ORUÇ TUTMAMA VE ORUCU BOZMAYLA İLGİLİ HÜKÜMLER

ORUÇ TUTMAMA VE ORUCU BOZMAYLA İLGİLİ HÜKÜMLER

İslâm âlimleri, oruçla yükümlü kişinin dinen geçerli bir mazereti olmaksızın ramazan orucunu zamanında tutmaması halinde günahkâr olacağı ve zimmetinde borç olarak kalan bu orucu ilk fırsatta kazâ etmesi gerektiği hususunda fikir birliği içindedir. Öte yandan özürsüz olarak orucunu zamanında tutmayan kişinin öncelikle bundan dolayı samimi bir pişmanlık duyup Allah’tan bağışlanmayı dilemesi gerekir. Zira Hz. Peygamber’in özürsüz olarak orucunu zamanında tutmayan kişinin hayatının kalan kısmını oruçlu da geçirse onu telâfi edemeyeceğine dair ifadesi, bu vecîbenin belirlenen vakitte yerine getirilmesinin ne kadar önemli olduğu ve nasıl olsa daha sonra kazâ edilebileceği şeklinde bir rehavete kapılmamak gerektiği yönünde bir uyarı anlamı taşıdığı gibi sırf kazânın veya kazâ ve kefâretin yeterli olmayıp ayrıca tövbe etmek gerektiğini göstermektedir. Muayyen bir vakitte tutulması adanıp zamanında tutulmamış nezir orucunun da ilk fırsatta tutulması gerekir.

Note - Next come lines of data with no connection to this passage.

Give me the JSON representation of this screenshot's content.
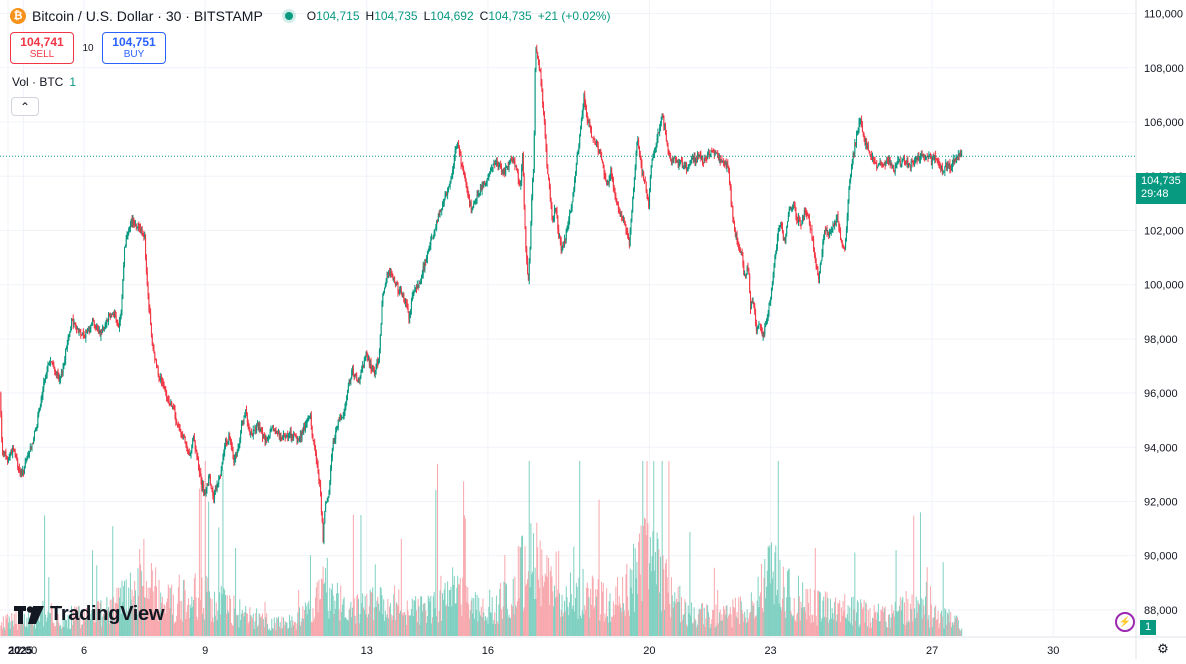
{
  "legend": {
    "logo_glyph": "₿",
    "title": "Bitcoin / U.S. Dollar · 30 · BITSTAMP",
    "o_label": "O",
    "o_value": "104,715",
    "h_label": "H",
    "h_value": "104,735",
    "l_label": "L",
    "l_value": "104,692",
    "c_label": "C",
    "c_value": "104,735",
    "change": "+21 (+0.02%)"
  },
  "trade": {
    "sell_price": "104,741",
    "sell_label": "SELL",
    "spread": "10",
    "buy_price": "104,751",
    "buy_label": "BUY"
  },
  "volume_legend": {
    "label": "Vol · BTC",
    "value": "1"
  },
  "collapse_glyph": "⌃",
  "branding": {
    "name": "TradingView"
  },
  "last_price": {
    "price": "104,735",
    "countdown": "29:48"
  },
  "volume_tag": "1",
  "alert_glyph": "⚡",
  "settings_glyph": "⚙",
  "colors": {
    "up": "#089981",
    "down": "#f23645",
    "up_volume": "#7fd0c1",
    "down_volume": "#f7a8ad",
    "grid": "#f0f3fa"
  },
  "chart_data": {
    "type": "candlestick",
    "title": "Bitcoin / U.S. Dollar · 30 · BITSTAMP",
    "interval": "30",
    "ylim": [
      87000,
      110500
    ],
    "y_ticks": [
      88000,
      90000,
      92000,
      94000,
      96000,
      98000,
      100000,
      102000,
      104000,
      106000,
      108000,
      110000
    ],
    "y_tick_labels": [
      "88,000",
      "90,000",
      "92,000",
      "94,000",
      "96,000",
      "98,000",
      "100,000",
      "102,000",
      "104,000",
      "106,000",
      "108,000",
      "110,000"
    ],
    "x_ticks": [
      {
        "label": "2025",
        "day": 4.0
      },
      {
        "label": "12:00",
        "day": 4.5
      },
      {
        "label": "6",
        "day": 6.0
      },
      {
        "label": "9",
        "day": 9.0
      },
      {
        "label": "13",
        "day": 13.0
      },
      {
        "label": "16",
        "day": 16.0
      },
      {
        "label": "20",
        "day": 20.0
      },
      {
        "label": "23",
        "day": 23.0
      },
      {
        "label": "27",
        "day": 27.0
      },
      {
        "label": "30",
        "day": 30.0
      }
    ],
    "xlim_days": [
      3.92,
      31.9
    ],
    "close_path": [
      [
        3.92,
        96000
      ],
      [
        3.97,
        94000
      ],
      [
        4.1,
        93500
      ],
      [
        4.25,
        94000
      ],
      [
        4.35,
        93400
      ],
      [
        4.45,
        92900
      ],
      [
        4.6,
        93600
      ],
      [
        4.75,
        94300
      ],
      [
        4.85,
        95000
      ],
      [
        4.95,
        95800
      ],
      [
        5.05,
        96700
      ],
      [
        5.15,
        97200
      ],
      [
        5.3,
        96800
      ],
      [
        5.4,
        96400
      ],
      [
        5.5,
        97100
      ],
      [
        5.6,
        98000
      ],
      [
        5.7,
        98700
      ],
      [
        5.85,
        98300
      ],
      [
        6.0,
        98100
      ],
      [
        6.1,
        98300
      ],
      [
        6.2,
        98700
      ],
      [
        6.4,
        98200
      ],
      [
        6.6,
        98800
      ],
      [
        6.75,
        99000
      ],
      [
        6.85,
        98400
      ],
      [
        6.92,
        98900
      ],
      [
        7.0,
        101300
      ],
      [
        7.1,
        102100
      ],
      [
        7.2,
        102400
      ],
      [
        7.3,
        102200
      ],
      [
        7.4,
        102100
      ],
      [
        7.5,
        101800
      ],
      [
        7.55,
        100200
      ],
      [
        7.62,
        99000
      ],
      [
        7.7,
        97600
      ],
      [
        7.85,
        96700
      ],
      [
        7.95,
        96300
      ],
      [
        8.05,
        95800
      ],
      [
        8.2,
        95500
      ],
      [
        8.3,
        94800
      ],
      [
        8.4,
        94600
      ],
      [
        8.5,
        94200
      ],
      [
        8.6,
        93600
      ],
      [
        8.7,
        94400
      ],
      [
        8.8,
        93600
      ],
      [
        8.9,
        92700
      ],
      [
        9.0,
        92200
      ],
      [
        9.1,
        92900
      ],
      [
        9.2,
        92100
      ],
      [
        9.3,
        92600
      ],
      [
        9.4,
        93200
      ],
      [
        9.5,
        94100
      ],
      [
        9.6,
        94400
      ],
      [
        9.7,
        93500
      ],
      [
        9.8,
        93800
      ],
      [
        9.9,
        94800
      ],
      [
        10.0,
        95300
      ],
      [
        10.1,
        94400
      ],
      [
        10.3,
        94800
      ],
      [
        10.5,
        94200
      ],
      [
        10.7,
        94700
      ],
      [
        10.9,
        94300
      ],
      [
        11.1,
        94500
      ],
      [
        11.3,
        94200
      ],
      [
        11.5,
        94900
      ],
      [
        11.6,
        95200
      ],
      [
        11.65,
        94500
      ],
      [
        11.75,
        93600
      ],
      [
        11.85,
        92500
      ],
      [
        11.92,
        90600
      ],
      [
        11.97,
        91800
      ],
      [
        12.05,
        92100
      ],
      [
        12.15,
        94000
      ],
      [
        12.3,
        95000
      ],
      [
        12.45,
        95300
      ],
      [
        12.55,
        96400
      ],
      [
        12.65,
        96800
      ],
      [
        12.8,
        96400
      ],
      [
        12.9,
        96900
      ],
      [
        13.0,
        97400
      ],
      [
        13.1,
        97000
      ],
      [
        13.2,
        96800
      ],
      [
        13.3,
        97300
      ],
      [
        13.4,
        99700
      ],
      [
        13.5,
        100300
      ],
      [
        13.6,
        100500
      ],
      [
        13.75,
        99900
      ],
      [
        13.9,
        99500
      ],
      [
        14.0,
        99300
      ],
      [
        14.05,
        98700
      ],
      [
        14.15,
        99800
      ],
      [
        14.3,
        100000
      ],
      [
        14.45,
        100900
      ],
      [
        14.6,
        101600
      ],
      [
        14.75,
        102400
      ],
      [
        14.9,
        103000
      ],
      [
        15.05,
        103700
      ],
      [
        15.15,
        104500
      ],
      [
        15.25,
        105400
      ],
      [
        15.32,
        104600
      ],
      [
        15.42,
        104100
      ],
      [
        15.52,
        103200
      ],
      [
        15.6,
        102800
      ],
      [
        15.7,
        103200
      ],
      [
        15.8,
        103500
      ],
      [
        15.9,
        103700
      ],
      [
        16.05,
        104100
      ],
      [
        16.2,
        104600
      ],
      [
        16.35,
        104100
      ],
      [
        16.5,
        104300
      ],
      [
        16.6,
        104700
      ],
      [
        16.7,
        104300
      ],
      [
        16.8,
        103500
      ],
      [
        16.86,
        105000
      ],
      [
        16.9,
        102800
      ],
      [
        16.95,
        101000
      ],
      [
        17.0,
        100100
      ],
      [
        17.05,
        101500
      ],
      [
        17.1,
        103800
      ],
      [
        17.14,
        104600
      ],
      [
        17.18,
        108900
      ],
      [
        17.25,
        108300
      ],
      [
        17.32,
        107500
      ],
      [
        17.4,
        106000
      ],
      [
        17.46,
        104500
      ],
      [
        17.52,
        103500
      ],
      [
        17.6,
        102400
      ],
      [
        17.68,
        103000
      ],
      [
        17.75,
        101800
      ],
      [
        17.82,
        101300
      ],
      [
        17.9,
        101600
      ],
      [
        17.98,
        102300
      ],
      [
        18.08,
        102900
      ],
      [
        18.2,
        104600
      ],
      [
        18.3,
        105800
      ],
      [
        18.38,
        107000
      ],
      [
        18.45,
        106200
      ],
      [
        18.55,
        105600
      ],
      [
        18.65,
        105300
      ],
      [
        18.75,
        105000
      ],
      [
        18.85,
        104400
      ],
      [
        18.95,
        103600
      ],
      [
        19.05,
        104200
      ],
      [
        19.15,
        103200
      ],
      [
        19.25,
        102700
      ],
      [
        19.35,
        102400
      ],
      [
        19.45,
        102000
      ],
      [
        19.5,
        101500
      ],
      [
        19.6,
        103300
      ],
      [
        19.7,
        105600
      ],
      [
        19.8,
        104300
      ],
      [
        19.9,
        103700
      ],
      [
        19.98,
        102900
      ],
      [
        20.05,
        104500
      ],
      [
        20.15,
        105100
      ],
      [
        20.25,
        105800
      ],
      [
        20.32,
        106300
      ],
      [
        20.42,
        105400
      ],
      [
        20.5,
        104700
      ],
      [
        20.62,
        104600
      ],
      [
        20.75,
        104500
      ],
      [
        20.9,
        104300
      ],
      [
        21.05,
        104600
      ],
      [
        21.2,
        104700
      ],
      [
        21.35,
        104600
      ],
      [
        21.5,
        104900
      ],
      [
        21.65,
        104800
      ],
      [
        21.8,
        104500
      ],
      [
        21.95,
        104300
      ],
      [
        22.02,
        103200
      ],
      [
        22.1,
        102100
      ],
      [
        22.2,
        101400
      ],
      [
        22.28,
        101200
      ],
      [
        22.35,
        100300
      ],
      [
        22.45,
        100600
      ],
      [
        22.5,
        99200
      ],
      [
        22.58,
        99400
      ],
      [
        22.65,
        98300
      ],
      [
        22.72,
        98600
      ],
      [
        22.82,
        98100
      ],
      [
        22.92,
        98800
      ],
      [
        23.02,
        99700
      ],
      [
        23.1,
        100900
      ],
      [
        23.18,
        101900
      ],
      [
        23.25,
        102200
      ],
      [
        23.35,
        101500
      ],
      [
        23.45,
        102600
      ],
      [
        23.55,
        103000
      ],
      [
        23.65,
        102500
      ],
      [
        23.75,
        102200
      ],
      [
        23.85,
        102700
      ],
      [
        23.95,
        102300
      ],
      [
        24.05,
        101600
      ],
      [
        24.12,
        100700
      ],
      [
        24.2,
        100300
      ],
      [
        24.28,
        101300
      ],
      [
        24.35,
        102100
      ],
      [
        24.45,
        101800
      ],
      [
        24.55,
        102200
      ],
      [
        24.65,
        102600
      ],
      [
        24.75,
        101500
      ],
      [
        24.85,
        101400
      ],
      [
        24.95,
        103800
      ],
      [
        25.05,
        104800
      ],
      [
        25.15,
        105700
      ],
      [
        25.22,
        106100
      ],
      [
        25.3,
        105400
      ],
      [
        25.4,
        105000
      ],
      [
        25.5,
        104700
      ],
      [
        25.6,
        104400
      ],
      [
        25.75,
        104400
      ],
      [
        25.9,
        104600
      ],
      [
        26.05,
        104200
      ],
      [
        26.15,
        104500
      ],
      [
        26.3,
        104600
      ],
      [
        26.45,
        104400
      ],
      [
        26.6,
        104600
      ],
      [
        26.75,
        104800
      ],
      [
        26.85,
        104600
      ],
      [
        26.93,
        104700
      ],
      [
        27.0,
        104500
      ],
      [
        27.05,
        104700
      ],
      [
        27.12,
        104500
      ],
      [
        27.25,
        104200
      ],
      [
        27.35,
        104400
      ],
      [
        27.45,
        104300
      ],
      [
        27.55,
        104600
      ],
      [
        27.65,
        104800
      ],
      [
        27.75,
        104700
      ]
    ],
    "volume_profile": [
      {
        "day": 4.0,
        "v": 20
      },
      {
        "day": 4.5,
        "v": 26
      },
      {
        "day": 5.0,
        "v": 34
      },
      {
        "day": 5.5,
        "v": 24
      },
      {
        "day": 6.0,
        "v": 30
      },
      {
        "day": 6.5,
        "v": 38
      },
      {
        "day": 7.0,
        "v": 52
      },
      {
        "day": 7.5,
        "v": 86
      },
      {
        "day": 8.0,
        "v": 42
      },
      {
        "day": 8.5,
        "v": 58
      },
      {
        "day": 9.0,
        "v": 56
      },
      {
        "day": 9.5,
        "v": 44
      },
      {
        "day": 10.0,
        "v": 28
      },
      {
        "day": 10.5,
        "v": 22
      },
      {
        "day": 11.0,
        "v": 18
      },
      {
        "day": 11.5,
        "v": 32
      },
      {
        "day": 12.0,
        "v": 70
      },
      {
        "day": 12.5,
        "v": 34
      },
      {
        "day": 13.0,
        "v": 40
      },
      {
        "day": 13.5,
        "v": 48
      },
      {
        "day": 14.0,
        "v": 38
      },
      {
        "day": 14.5,
        "v": 36
      },
      {
        "day": 15.0,
        "v": 64
      },
      {
        "day": 15.5,
        "v": 48
      },
      {
        "day": 16.0,
        "v": 42
      },
      {
        "day": 16.5,
        "v": 50
      },
      {
        "day": 17.0,
        "v": 110
      },
      {
        "day": 17.5,
        "v": 96
      },
      {
        "day": 18.0,
        "v": 56
      },
      {
        "day": 18.5,
        "v": 60
      },
      {
        "day": 19.0,
        "v": 42
      },
      {
        "day": 19.5,
        "v": 70
      },
      {
        "day": 20.0,
        "v": 120
      },
      {
        "day": 20.5,
        "v": 60
      },
      {
        "day": 21.0,
        "v": 34
      },
      {
        "day": 21.5,
        "v": 28
      },
      {
        "day": 22.0,
        "v": 32
      },
      {
        "day": 22.5,
        "v": 40
      },
      {
        "day": 23.0,
        "v": 86
      },
      {
        "day": 23.5,
        "v": 60
      },
      {
        "day": 24.0,
        "v": 42
      },
      {
        "day": 24.5,
        "v": 38
      },
      {
        "day": 25.0,
        "v": 36
      },
      {
        "day": 25.5,
        "v": 30
      },
      {
        "day": 26.0,
        "v": 28
      },
      {
        "day": 26.5,
        "v": 44
      },
      {
        "day": 27.0,
        "v": 30
      },
      {
        "day": 27.5,
        "v": 24
      },
      {
        "day": 27.75,
        "v": 12
      }
    ],
    "last_price": 104735
  }
}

ORUÇ TUTMAMA VE ORUCU BOZMAYLA İLGİLİ HÜKÜMLER

Başlanmış farz veya vâcip bir orucu dinen geçerli bir mazeret olmaksızın bozmak da günah olup ramazan orucunun edasında duruma göre kazâ veya kazâ ile birlikte kefâret gerekir. Ramazan orucunun edası dışındaki farz veya vacip bir oruç mazerete binaen veya mazeretsiz bozulursa zimmetteki borç düşmediğinden başka bir zamanda tutulması yine farz veya vâciptir.

ORUÇ TUTMAMA VE ORUCU BOZMAYLA İLGİLİ HÜKÜMLER

Meşrû bir gerekçeye dayanarak ramazan gününde oruç tutmayan kişinin kendisini oruçlu gibi göstermesi gerekli olmamakla beraber özellikle ramazan ayına ve oruçlulara saygı bakımından açıktan yiyip içmemesi İslâmî âdâba uygun görülmüştür. Gün içinde bu durum ortadan kalkarsa, meselâ âdet gören kadın temizlenir, hasta iyileşir, seferî olanın yolculuk hali sona ererse o günü oruç yasaklarından kaçınarak geçirmesi vâciptir, ancak buna uymaması dinî bir yükümlülük getirmez, sadece o günü kazâ etmekle mükelleftir; Şâfiîler buna uymayı sünnet veya müstehap olarak nitelemişlerdir. Orucu ister kazâ ile birlikte kefâret isterse yalnız kazâ gerektirecek şekilde bozulan kimsenin de dört mezhebe göre iftar vaktine kadar oruç yasaklarına uyması gerekir.